Et maintenant ? Quid des catholiques de base ?
D’abord notre colère est légitime, nous condamnons des faits. Mais ne jugeons pas les hommes. Ces dérives, ces hypocrisies, nous renvoient à nous-mêmes. « Qui suis-je pour juger ? » avait dit le pape (dans un autre contexte), tout en condamnant des faits, des attitudes. Nous sommes déjà tellement mauvais juges vis-à-vis de nous, comment juger les autres ? « Soyez miséricordieux » demande l’évangile de ce dimanche. « Malheur à celui par qui le scandale arrive », le scandale est insupportable, il met dans l’incapacité d’entendre la Parole, donc « malheur à celui », mais il produit ce malheur, ce n’est pas à nous de le distribuer.

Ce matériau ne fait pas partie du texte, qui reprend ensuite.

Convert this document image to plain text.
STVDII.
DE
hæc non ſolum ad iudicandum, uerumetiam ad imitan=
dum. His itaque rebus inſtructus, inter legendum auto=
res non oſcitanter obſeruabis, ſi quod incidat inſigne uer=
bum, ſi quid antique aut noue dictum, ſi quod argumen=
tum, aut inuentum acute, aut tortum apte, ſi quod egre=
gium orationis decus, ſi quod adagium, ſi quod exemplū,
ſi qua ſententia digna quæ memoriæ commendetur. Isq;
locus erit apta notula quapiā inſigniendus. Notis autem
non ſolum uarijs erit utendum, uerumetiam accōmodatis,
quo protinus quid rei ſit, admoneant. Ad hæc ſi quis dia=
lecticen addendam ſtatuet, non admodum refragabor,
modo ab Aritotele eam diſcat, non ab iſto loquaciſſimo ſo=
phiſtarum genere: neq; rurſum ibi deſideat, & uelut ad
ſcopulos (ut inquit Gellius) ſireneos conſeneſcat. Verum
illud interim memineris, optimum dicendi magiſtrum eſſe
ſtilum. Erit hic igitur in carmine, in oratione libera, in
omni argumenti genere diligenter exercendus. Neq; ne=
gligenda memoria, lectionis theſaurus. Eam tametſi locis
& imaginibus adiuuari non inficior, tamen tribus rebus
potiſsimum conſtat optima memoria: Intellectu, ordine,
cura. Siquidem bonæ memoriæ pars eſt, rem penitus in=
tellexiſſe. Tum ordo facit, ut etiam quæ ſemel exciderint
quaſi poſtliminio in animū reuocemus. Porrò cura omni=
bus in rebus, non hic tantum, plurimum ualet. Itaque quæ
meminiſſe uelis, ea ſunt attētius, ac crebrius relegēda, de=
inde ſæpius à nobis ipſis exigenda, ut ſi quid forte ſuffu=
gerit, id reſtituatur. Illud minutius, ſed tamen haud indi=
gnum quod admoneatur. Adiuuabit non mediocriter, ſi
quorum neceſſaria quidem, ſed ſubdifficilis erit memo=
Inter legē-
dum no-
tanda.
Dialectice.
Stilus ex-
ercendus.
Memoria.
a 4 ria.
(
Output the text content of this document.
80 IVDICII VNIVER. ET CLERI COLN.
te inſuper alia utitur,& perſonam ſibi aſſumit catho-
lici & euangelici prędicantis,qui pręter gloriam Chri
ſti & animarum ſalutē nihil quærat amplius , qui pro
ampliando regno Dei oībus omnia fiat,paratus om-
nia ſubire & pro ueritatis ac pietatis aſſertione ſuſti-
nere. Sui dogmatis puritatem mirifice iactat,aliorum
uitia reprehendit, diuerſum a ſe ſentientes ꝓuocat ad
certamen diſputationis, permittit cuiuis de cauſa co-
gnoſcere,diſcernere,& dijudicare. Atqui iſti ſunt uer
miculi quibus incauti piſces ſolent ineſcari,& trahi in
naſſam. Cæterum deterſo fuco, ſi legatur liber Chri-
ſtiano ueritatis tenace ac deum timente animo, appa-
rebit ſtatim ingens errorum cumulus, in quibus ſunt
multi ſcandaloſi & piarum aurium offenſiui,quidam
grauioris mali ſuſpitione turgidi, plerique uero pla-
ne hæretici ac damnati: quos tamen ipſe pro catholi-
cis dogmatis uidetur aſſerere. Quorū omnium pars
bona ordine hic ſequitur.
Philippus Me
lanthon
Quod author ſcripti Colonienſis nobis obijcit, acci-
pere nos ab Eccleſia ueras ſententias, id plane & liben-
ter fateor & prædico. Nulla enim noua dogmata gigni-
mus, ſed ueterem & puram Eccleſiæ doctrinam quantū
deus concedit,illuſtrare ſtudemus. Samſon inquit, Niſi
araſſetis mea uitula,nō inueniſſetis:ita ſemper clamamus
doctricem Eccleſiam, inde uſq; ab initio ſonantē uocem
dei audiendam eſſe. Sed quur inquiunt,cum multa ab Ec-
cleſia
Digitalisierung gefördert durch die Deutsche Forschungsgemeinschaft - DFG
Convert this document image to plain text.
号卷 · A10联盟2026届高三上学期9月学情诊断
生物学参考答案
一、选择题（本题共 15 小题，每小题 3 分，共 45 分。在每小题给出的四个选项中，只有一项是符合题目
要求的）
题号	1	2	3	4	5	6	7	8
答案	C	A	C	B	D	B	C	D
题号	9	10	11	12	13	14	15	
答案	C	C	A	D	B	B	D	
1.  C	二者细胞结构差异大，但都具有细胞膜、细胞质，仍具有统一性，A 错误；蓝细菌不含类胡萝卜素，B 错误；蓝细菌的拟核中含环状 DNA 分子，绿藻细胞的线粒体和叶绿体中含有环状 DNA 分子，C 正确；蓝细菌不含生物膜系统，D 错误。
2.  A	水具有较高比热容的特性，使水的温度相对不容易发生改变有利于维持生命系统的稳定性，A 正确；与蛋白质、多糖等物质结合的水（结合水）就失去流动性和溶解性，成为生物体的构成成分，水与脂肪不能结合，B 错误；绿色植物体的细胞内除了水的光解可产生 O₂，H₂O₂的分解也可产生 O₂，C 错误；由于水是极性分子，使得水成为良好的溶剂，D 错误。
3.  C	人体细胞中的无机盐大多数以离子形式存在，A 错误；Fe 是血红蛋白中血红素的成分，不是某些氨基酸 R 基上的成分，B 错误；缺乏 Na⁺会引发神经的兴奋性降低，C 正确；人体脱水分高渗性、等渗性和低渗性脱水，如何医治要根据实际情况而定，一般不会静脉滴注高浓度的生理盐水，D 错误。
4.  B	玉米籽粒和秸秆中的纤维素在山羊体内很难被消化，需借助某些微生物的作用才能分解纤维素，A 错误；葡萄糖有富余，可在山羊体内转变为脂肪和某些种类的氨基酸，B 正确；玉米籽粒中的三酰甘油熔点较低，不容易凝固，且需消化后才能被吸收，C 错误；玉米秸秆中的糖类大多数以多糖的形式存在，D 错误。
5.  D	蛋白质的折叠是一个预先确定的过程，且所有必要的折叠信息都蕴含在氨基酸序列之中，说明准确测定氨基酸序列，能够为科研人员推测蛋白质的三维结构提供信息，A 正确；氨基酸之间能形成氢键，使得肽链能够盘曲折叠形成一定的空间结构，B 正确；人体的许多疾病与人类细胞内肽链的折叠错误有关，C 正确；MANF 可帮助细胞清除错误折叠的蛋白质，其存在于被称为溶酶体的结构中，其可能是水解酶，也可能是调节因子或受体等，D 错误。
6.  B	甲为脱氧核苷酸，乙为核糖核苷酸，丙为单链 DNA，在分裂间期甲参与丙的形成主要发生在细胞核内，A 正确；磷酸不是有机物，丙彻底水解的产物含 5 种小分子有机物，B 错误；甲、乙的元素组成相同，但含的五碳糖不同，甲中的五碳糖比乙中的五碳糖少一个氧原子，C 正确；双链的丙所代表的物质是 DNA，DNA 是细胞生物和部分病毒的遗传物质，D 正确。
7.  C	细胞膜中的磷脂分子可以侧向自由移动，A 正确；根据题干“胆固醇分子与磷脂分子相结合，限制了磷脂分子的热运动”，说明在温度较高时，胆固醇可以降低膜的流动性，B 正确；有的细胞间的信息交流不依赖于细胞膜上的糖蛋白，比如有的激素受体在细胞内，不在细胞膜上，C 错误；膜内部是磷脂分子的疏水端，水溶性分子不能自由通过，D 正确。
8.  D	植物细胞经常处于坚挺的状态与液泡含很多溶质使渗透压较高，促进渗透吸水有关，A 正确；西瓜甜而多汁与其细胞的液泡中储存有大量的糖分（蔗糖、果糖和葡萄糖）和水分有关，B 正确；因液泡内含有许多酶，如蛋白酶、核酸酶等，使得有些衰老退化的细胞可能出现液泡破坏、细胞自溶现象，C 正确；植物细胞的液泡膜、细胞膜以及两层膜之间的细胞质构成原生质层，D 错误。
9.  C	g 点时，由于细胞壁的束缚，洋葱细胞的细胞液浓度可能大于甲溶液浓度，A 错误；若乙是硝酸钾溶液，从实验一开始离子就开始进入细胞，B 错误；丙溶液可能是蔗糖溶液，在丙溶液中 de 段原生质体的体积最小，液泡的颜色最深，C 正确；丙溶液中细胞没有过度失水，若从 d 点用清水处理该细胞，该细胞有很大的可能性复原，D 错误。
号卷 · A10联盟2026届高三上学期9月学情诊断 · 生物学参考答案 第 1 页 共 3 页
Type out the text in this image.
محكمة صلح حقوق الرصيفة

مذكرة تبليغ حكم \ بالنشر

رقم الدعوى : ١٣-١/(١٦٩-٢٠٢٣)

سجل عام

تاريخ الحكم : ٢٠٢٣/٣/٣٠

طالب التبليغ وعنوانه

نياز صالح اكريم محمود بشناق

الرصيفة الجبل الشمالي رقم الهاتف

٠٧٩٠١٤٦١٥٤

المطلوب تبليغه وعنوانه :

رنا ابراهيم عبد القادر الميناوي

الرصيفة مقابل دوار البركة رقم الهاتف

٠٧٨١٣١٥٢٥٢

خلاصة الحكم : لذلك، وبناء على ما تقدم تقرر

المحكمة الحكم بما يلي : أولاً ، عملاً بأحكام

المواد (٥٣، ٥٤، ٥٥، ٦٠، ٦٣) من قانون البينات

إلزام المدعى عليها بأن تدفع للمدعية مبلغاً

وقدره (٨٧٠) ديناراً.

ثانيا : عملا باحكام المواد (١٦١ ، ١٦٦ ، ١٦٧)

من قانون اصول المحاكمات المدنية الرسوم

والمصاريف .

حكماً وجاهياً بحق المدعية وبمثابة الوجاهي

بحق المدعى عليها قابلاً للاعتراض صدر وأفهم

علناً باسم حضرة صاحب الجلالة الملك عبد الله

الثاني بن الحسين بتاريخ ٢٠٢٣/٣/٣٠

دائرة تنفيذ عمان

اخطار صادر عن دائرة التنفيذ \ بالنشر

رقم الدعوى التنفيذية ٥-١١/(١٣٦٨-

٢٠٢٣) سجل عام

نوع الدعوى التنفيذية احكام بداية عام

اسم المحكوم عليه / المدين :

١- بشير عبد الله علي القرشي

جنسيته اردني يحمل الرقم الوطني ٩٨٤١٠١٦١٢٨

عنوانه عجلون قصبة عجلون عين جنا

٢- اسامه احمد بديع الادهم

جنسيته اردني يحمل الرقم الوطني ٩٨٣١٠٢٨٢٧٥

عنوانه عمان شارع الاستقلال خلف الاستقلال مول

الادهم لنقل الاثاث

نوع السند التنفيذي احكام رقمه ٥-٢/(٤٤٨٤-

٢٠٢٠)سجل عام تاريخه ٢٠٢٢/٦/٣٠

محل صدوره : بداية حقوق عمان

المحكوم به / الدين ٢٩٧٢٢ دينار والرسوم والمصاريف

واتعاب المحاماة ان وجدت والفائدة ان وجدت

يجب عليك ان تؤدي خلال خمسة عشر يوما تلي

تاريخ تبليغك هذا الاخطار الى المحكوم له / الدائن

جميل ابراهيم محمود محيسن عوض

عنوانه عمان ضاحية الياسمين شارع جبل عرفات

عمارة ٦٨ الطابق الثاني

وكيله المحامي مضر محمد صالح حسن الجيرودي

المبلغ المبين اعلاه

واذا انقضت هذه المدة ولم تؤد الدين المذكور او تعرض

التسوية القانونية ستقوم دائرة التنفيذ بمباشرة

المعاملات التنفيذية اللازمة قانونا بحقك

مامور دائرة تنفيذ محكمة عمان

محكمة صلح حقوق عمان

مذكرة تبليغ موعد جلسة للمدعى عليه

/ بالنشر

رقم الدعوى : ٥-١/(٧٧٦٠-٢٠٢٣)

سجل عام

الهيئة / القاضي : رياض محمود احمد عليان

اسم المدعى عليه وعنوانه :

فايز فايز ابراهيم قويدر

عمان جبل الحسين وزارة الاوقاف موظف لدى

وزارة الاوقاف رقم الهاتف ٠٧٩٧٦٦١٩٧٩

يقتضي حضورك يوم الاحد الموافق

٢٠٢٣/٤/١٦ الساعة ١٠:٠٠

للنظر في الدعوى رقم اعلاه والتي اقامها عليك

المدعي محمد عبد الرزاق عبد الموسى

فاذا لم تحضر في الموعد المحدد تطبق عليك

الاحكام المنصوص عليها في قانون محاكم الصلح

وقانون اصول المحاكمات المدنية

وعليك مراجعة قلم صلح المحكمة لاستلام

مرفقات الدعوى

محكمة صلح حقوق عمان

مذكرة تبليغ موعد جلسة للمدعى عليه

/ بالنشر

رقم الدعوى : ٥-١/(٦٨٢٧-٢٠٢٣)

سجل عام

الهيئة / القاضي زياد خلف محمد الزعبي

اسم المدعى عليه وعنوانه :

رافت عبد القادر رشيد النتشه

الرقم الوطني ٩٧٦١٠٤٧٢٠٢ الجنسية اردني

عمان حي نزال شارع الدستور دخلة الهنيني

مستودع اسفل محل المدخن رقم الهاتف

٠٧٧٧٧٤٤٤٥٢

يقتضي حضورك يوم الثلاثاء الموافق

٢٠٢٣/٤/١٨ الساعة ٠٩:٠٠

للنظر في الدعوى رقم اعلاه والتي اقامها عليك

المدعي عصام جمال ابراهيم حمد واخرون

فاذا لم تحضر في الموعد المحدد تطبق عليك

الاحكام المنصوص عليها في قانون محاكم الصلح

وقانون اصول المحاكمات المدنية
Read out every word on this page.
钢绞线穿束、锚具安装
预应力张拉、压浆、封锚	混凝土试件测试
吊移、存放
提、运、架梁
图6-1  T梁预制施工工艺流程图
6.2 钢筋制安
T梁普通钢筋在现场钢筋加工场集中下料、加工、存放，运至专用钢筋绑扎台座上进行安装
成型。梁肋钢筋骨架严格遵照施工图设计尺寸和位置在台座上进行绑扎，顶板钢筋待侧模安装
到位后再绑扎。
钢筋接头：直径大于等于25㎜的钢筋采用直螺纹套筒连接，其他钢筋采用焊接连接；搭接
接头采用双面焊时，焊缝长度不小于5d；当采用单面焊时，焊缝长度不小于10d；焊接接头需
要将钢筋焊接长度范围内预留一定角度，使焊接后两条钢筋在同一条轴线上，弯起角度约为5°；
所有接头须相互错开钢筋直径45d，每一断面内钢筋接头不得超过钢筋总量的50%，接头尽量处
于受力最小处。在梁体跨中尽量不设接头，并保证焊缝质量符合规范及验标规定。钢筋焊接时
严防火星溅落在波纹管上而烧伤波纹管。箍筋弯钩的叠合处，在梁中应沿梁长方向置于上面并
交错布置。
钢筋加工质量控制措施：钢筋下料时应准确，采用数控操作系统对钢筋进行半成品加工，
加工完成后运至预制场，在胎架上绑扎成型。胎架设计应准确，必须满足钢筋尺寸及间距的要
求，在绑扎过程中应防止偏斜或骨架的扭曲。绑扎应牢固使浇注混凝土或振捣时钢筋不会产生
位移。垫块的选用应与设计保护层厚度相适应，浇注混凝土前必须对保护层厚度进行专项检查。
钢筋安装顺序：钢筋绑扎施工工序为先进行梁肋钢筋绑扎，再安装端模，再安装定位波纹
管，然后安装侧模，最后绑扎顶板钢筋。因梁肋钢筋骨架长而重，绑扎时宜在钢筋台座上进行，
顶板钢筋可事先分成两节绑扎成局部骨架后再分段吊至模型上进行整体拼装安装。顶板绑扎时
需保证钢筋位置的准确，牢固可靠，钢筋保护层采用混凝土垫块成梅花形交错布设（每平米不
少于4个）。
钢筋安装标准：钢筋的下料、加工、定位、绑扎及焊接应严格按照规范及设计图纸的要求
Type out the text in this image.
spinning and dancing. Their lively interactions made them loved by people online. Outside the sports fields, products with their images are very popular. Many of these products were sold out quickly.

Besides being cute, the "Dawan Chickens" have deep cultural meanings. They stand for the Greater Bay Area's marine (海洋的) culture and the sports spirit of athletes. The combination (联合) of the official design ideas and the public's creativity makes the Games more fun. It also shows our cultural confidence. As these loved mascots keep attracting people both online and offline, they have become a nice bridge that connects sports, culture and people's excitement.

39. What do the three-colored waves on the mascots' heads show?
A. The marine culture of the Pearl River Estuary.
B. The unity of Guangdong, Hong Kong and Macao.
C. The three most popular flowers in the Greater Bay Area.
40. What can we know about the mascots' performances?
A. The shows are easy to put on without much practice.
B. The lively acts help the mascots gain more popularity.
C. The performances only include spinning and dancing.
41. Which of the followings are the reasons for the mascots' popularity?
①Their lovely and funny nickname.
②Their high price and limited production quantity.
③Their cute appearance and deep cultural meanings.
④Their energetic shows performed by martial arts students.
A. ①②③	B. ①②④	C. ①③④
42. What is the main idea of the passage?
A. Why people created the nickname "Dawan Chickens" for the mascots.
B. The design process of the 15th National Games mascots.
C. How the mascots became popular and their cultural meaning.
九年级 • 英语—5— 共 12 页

Travaillons chacun à notre place. Ce n’est pas parce que tel ou tel dévie, qu’il soit chrétien de base ou hiérarque, que nous perdons la possibilité de vivre notre foi ici et maintenant, et de la mettre en pratique. Ne nous laissons pas aveugler, ne cherchons pas des excuses à nos démissions.
Il semble nécessaire, il est nécessaire, de s’attaquer à l’hypertrophie de l’institution Église. Le Vatican est devenu une vaste bureaucratie qui, pour l’essentiel, n’a rien à voir avec l’ Évangile. Jean XIII s’en plaignait déjà, puis tous ses successeurs. Il faut réformer tout cela, couper les branches inutiles, renoncer à diriger tout depuis Rome, cela est dit depuis bien longtemps (récemment encore le pape condamnait ce cléricalisme qui détruit sur son passage). Et si c’est impossible, il faut alors démolir tout cela, c’est urgent. Trouvera-t-on à la tête des gens assez courageux et capables pour faire ce travail ? Il en va de l’avenir de l’institution. Le pape actuel se débat, qui l’épaulera ? Que font les évêques du monde entier pour l’épauler, seul contre son administration vaticane il est démuni. Quand les évêques du monde feront-ils un putsch, diront-ils « stop » ? Ils ont en charge l’unité de l’Église, sa communion, c’est-à-dire de lui permettre de s’épanouir dans tous ses rameaux vivants. La collégialité n’est pas seulement pour promulguer des décrets !
Enfin il faut se poser la question des institutions. Toute institution, qu’elle soit religieuse ou profane, dérive automatiquement vers sa propre conservation, un travail à son propre service et sa survie. L’institution Église n’est pas sacrée, il faut constamment la remettre en cause, la critiquer (ce qui n’est pas uniquement négatif mais un jugement éclairé pour avancer), la recadrer. Non pas pour la condamner, mais au contraire pour lui permettre d’effectuer le travail pour lequel elle existe et lui éviter toutes les dérives qui l’assaillent.
Faut-il espérer ? Bien sûr, contre toute espérance. Espérer que l’institution se réformera ? Je ne sais. Mais la Parole est infiniment au-dessus, mon espérance est que les hommes pourront toujours agir dans leurs vies, dans la société, afin que la Parole puisse les atteindre et qu’ils puissent y répondre.